Maria draws on 2 established artistic traditions: (1) art as a ‘Daily Practice’ and (2) the art of walking associated with the French term, Le Flaneur. Her method of systematic recording builds on the vocabulary of a ‘Daily Practice’ and shares the analytical attitude of early conceptualist artists such as On Kawara with his series entitled Today. This work began in February 1973 and since then he has painted the date on an 8″ x 10″ canvas every single day, continually affirming his existence. Inocencio’s delicate touch and dispassionate tone more closely recall the German artist Hannah Darboven. Using the framework of the grid, Hannah Darboven created an Untitled series (1968) derived from hand written computations based on the date. Darboven’s life long practice chronicles existence and evokes the passage of time as she carefully marks each day. While this numerical practice dwells in the realm of systems and abstraction, Maria Inocencio’s work is firmly rooted in the physical world.
![Darboven.UT-1.1968[1]](http://www.ultrapdx.com/zero/wp-content/uploads/2011/03/Darboven.UT-1.19681.jpg)
![Darboven.UT-2.1968[1]](http://www.ultrapdx.com/zero/wp-content/uploads/2011/03/Darboven.UT-2.19681.jpg)
Hannah Darboven, Untitled, 1968 – calendar computations
Maria’s intuitive observations drawn from the streets of Portland recall the tradition of Le Flaneur as articulated by the French poet and critic Charles Baudelaire. In the 19th century Le Flaneur was the single gentleman who strolled the urban streets developing the act of observation into an art form. He was simultaneously the detached eye and a participant in the collective life of the city. This idea of art as participatory and intimately connected to daily life continues to be relevant and Thirty-One Days is a dynamic example.
Public space is often presented through the vocabulary of urban planning with its language of maps, zoning, transportation corridors, and economic development. Urban planning is essential but cities are composed of millions of individuals walking to the store and smelling the flowers. Maria Inocencio brings this truth to our attention and shares her vision of a daily routine as compelling and beautiful.

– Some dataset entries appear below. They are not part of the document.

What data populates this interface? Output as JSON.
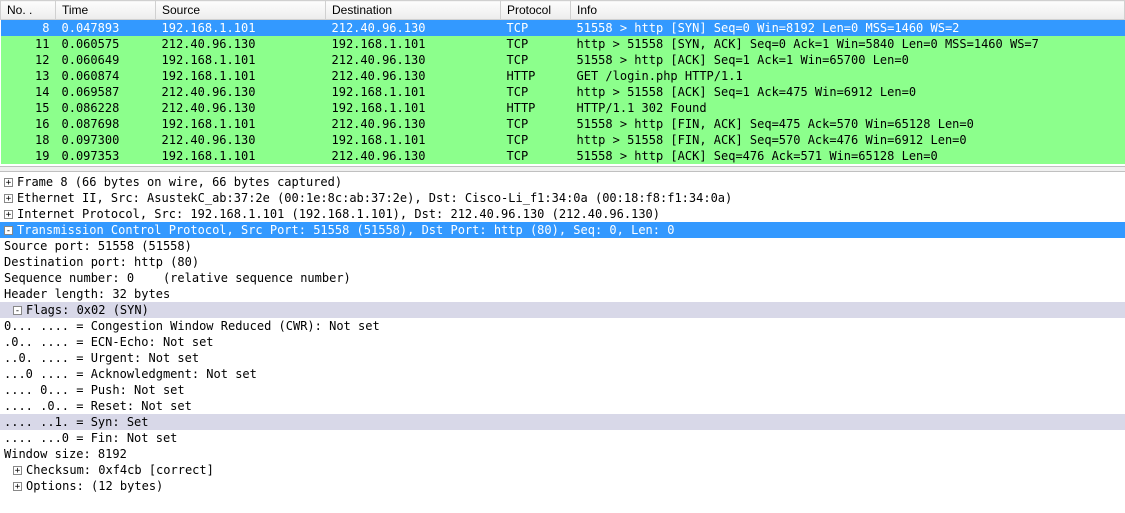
{
  "columns": {
    "no": "No. .",
    "time": "Time",
    "source": "Source",
    "destination": "Destination",
    "protocol": "Protocol",
    "info": "Info"
  },
  "packets": [
    {
      "no": "8",
      "time": "0.047893",
      "src": "192.168.1.101",
      "dst": "212.40.96.130",
      "proto": "TCP",
      "info": "51558 > http [SYN] Seq=0 Win=8192 Len=0 MSS=1460 WS=2",
      "style": "selected"
    },
    {
      "no": "11",
      "time": "0.060575",
      "src": "212.40.96.130",
      "dst": "192.168.1.101",
      "proto": "TCP",
      "info": "http > 51558 [SYN, ACK] Seq=0 Ack=1 Win=5840 Len=0 MSS=1460 WS=7",
      "style": "green"
    },
    {
      "no": "12",
      "time": "0.060649",
      "src": "192.168.1.101",
      "dst": "212.40.96.130",
      "proto": "TCP",
      "info": "51558 > http [ACK] Seq=1 Ack=1 Win=65700 Len=0",
      "style": "green"
    },
    {
      "no": "13",
      "time": "0.060874",
      "src": "192.168.1.101",
      "dst": "212.40.96.130",
      "proto": "HTTP",
      "info": "GET /login.php HTTP/1.1",
      "style": "green"
    },
    {
      "no": "14",
      "time": "0.069587",
      "src": "212.40.96.130",
      "dst": "192.168.1.101",
      "proto": "TCP",
      "info": "http > 51558 [ACK] Seq=1 Ack=475 Win=6912 Len=0",
      "style": "green"
    },
    {
      "no": "15",
      "time": "0.086228",
      "src": "212.40.96.130",
      "dst": "192.168.1.101",
      "proto": "HTTP",
      "info": "HTTP/1.1 302 Found",
      "style": "green"
    },
    {
      "no": "16",
      "time": "0.087698",
      "src": "192.168.1.101",
      "dst": "212.40.96.130",
      "proto": "TCP",
      "info": "51558 > http [FIN, ACK] Seq=475 Ack=570 Win=65128 Len=0",
      "style": "green"
    },
    {
      "no": "18",
      "time": "0.097300",
      "src": "212.40.96.130",
      "dst": "192.168.1.101",
      "proto": "TCP",
      "info": "http > 51558 [FIN, ACK] Seq=570 Ack=476 Win=6912 Len=0",
      "style": "green"
    },
    {
      "no": "19",
      "time": "0.097353",
      "src": "192.168.1.101",
      "dst": "212.40.96.130",
      "proto": "TCP",
      "info": "51558 > http [ACK] Seq=476 Ack=571 Win=65128 Len=0",
      "style": "green"
    }
  ],
  "details": {
    "frame": "Frame 8 (66 bytes on wire, 66 bytes captured)",
    "eth": "Ethernet II, Src: AsustekC_ab:37:2e (00:1e:8c:ab:37:2e), Dst: Cisco-Li_f1:34:0a (00:18:f8:f1:34:0a)",
    "ip": "Internet Protocol, Src: 192.168.1.101 (192.168.1.101), Dst: 212.40.96.130 (212.40.96.130)",
    "tcp": "Transmission Control Protocol, Src Port: 51558 (51558), Dst Port: http (80), Seq: 0, Len: 0",
    "srcport": "Source port: 51558 (51558)",
    "dstport": "Destination port: http (80)",
    "seq": "Sequence number: 0    (relative sequence number)",
    "hlen": "Header length: 32 bytes",
    "flags": "Flags: 0x02 (SYN)",
    "f_cwr": "0... .... = Congestion Window Reduced (CWR): Not set",
    "f_ecn": ".0.. .... = ECN-Echo: Not set",
    "f_urg": "..0. .... = Urgent: Not set",
    "f_ack": "...0 .... = Acknowledgment: Not set",
    "f_psh": ".... 0... = Push: Not set",
    "f_rst": ".... .0.. = Reset: Not set",
    "f_syn": ".... ..1. = Syn: Set",
    "f_fin": ".... ...0 = Fin: Not set",
    "winsize": "Window size: 8192",
    "cksum": "Checksum: 0xf4cb [correct]",
    "options": "Options: (12 bytes)"
  },
  "glyph": {
    "plus": "+",
    "minus": "-"
  }
}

“ While Thirty-One Days is a direct document of time and experience, Going Around tries to make sense of both. … (It) follows a circular pattern, layering and weaving color and line, the way our memory rearranges images and thoughts from our past.”
– Maria Inocencio 2011

With “31 Days”, it must have been a sunny day, (Portland is usually quite gray) either that, or she selectively chose bright color to view. Still, it is a lovely jolt of color.